Autant de nouveaux actes auxquels sont favorables les syndicats. Encore faut-il qu’ils soient payés à leur juste valeur. Or, par exemple, la rémunération de la prescription des antibiotiques en cas de Trod angine ou cystite positif doit être déterminée par la convention pharmaceutique. C’est-à-dire négociée… Alors qu’actuellement les pharmaciens jugent que de nombreuses nouvelles missions sont trop faiblement rémunérées, comme la réalisation des Trod angine ou la prescription des vaccins du calendrier vaccinal. Ce qui signifie qu’effectivement les négociations avec l’Assurance maladie risquent d’être serrées.

 

Le 25 octobre, l’USPO, la FSPF, l’Union des groupements de pharmaciens d’officine (UDGPO), Federgy et l’Association nationale des étudiants en pharmacie de France (Anepf), ont appelé la profession à se mobiliser si le 11 novembre, le gouvernement n’a toujours pas répondu aux demandes de la profession et, en particulier, si aucune date d’ouverture des négociations avec l’Assurance maladie n’a été fixée. Pour l’heure, les syndicats n’ont pas souhaité détailler les actions qu’ils pourraient entreprendre, mais Pierre-Olivier Variot, président de l’USPO, a déclaré : « Si la seule chose que comprend l’Etat, c’est la grève, on la fera ».

             

Des missions qui coûtent cher… aux pharmaciens

La dispensation à l’unité (DAU) d’antibiotiques, en l’occurrence d’amoxicilline et d’amoxicilline/acide clavulanique, permettrait d’économiser environ 6 millions d’euros selon l’étude d’impact du PLFSS 2024. Car le pharmacien est rémunéré 1 € par délivrance à l’unité, dans une enveloppe de 500 € au maximum par an. « L’enveloppe maximum étant déjà atteinte avec la DAU des stupéfiants, la DAU des antibiotiques n’engendrera pas de surcoût », est-il précisé dans l’étude d’impact.
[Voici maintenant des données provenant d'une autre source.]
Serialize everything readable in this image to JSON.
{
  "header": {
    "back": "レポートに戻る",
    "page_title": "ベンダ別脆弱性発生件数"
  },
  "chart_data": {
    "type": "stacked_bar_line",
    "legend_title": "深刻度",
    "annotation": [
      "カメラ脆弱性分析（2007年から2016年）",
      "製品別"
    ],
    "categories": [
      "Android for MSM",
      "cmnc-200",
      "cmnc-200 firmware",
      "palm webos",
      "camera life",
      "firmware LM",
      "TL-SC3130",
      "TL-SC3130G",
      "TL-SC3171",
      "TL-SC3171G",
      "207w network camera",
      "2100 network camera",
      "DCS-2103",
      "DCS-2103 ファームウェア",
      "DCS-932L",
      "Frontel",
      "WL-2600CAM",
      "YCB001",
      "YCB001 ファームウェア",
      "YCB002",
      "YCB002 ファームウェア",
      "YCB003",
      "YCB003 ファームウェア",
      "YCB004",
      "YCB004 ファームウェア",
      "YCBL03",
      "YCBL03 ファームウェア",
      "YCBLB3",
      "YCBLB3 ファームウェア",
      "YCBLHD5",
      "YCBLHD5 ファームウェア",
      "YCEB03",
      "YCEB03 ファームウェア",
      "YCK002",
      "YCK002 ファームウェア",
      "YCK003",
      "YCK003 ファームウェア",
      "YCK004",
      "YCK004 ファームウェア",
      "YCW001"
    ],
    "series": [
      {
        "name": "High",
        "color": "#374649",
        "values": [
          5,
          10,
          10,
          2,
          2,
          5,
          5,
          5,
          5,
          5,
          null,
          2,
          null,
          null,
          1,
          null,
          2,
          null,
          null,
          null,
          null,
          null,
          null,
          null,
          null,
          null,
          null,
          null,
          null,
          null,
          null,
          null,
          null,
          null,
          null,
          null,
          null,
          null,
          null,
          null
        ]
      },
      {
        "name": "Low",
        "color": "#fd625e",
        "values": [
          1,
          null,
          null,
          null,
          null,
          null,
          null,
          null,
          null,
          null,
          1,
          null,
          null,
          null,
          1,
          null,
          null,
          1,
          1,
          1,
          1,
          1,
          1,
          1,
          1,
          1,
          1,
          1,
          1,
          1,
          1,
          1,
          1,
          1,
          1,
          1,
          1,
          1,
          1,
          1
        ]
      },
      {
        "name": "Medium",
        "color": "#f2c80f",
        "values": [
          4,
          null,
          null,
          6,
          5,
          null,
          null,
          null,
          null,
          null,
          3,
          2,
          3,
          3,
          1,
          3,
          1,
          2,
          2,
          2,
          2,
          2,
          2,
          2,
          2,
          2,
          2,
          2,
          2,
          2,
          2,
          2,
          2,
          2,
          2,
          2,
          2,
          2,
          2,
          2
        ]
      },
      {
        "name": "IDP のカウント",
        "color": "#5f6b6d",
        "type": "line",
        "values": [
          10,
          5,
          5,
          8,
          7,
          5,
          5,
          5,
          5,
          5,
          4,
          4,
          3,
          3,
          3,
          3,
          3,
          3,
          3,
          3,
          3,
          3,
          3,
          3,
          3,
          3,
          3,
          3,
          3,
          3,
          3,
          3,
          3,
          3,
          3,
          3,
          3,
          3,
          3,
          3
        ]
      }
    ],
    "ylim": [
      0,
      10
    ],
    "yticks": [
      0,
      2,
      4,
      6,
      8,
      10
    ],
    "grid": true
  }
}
Quant à la prescription d’antibiotiques en cas de cystite ou d’angine, l’impact financier de la mesure dépend de trois aspects, souligne l’étude : le différentiel de valorisation entre l’acte d’orientation réalisé par le pharmacien et le tarif d’une consultation médicale, coûts qui ne sont pas intégrés ; le renforcement de l’utilisation des tests associée à un moindre recours à d’autres examens de biologie médicale (examen cytobactériologique des urines, ou ECBU) ; les volumes moins importants d’antibiotiques délivrés. Pour les deux derniers points (tests et antibiotiques), l’étude d’impact évalue les économies totales à 80 M€ par an sous l’hypothèse d’un recours à 100 %.

Enfin, concernant la rémunération des libéraux dans le cadre de la campagne de vaccination contre les papillomavirus (HPV), si elle doit être fixée par arrêté, l’étude d’impact évalue les tarifs à 75 €/h pour les médecins, à 48 €/h pour les pharmaciens et les sages-femmes et à 37 €/h pour les infirmiers.

À retenir

Le projet de loi de financement de la Sécurité sociale (PLFSS) pour 2024 inquiète les syndicats de pharmaciens car :

– l’objectif national des dépenses d’assurance maladie (Ondam) ne prend pas en compte l’inflation et peu les négociations conventionnelles pharmaceutiques ;

– 1,3 Md€ d’économies sur les produits de santé sont envisagés.

– de nouvelles missions sont prévues pour les pharmaciens, mais leur rémunération doit être négociée dans le cadre de la convention pharmaceutique.

  • 1 Sous réserve des amendements retenus.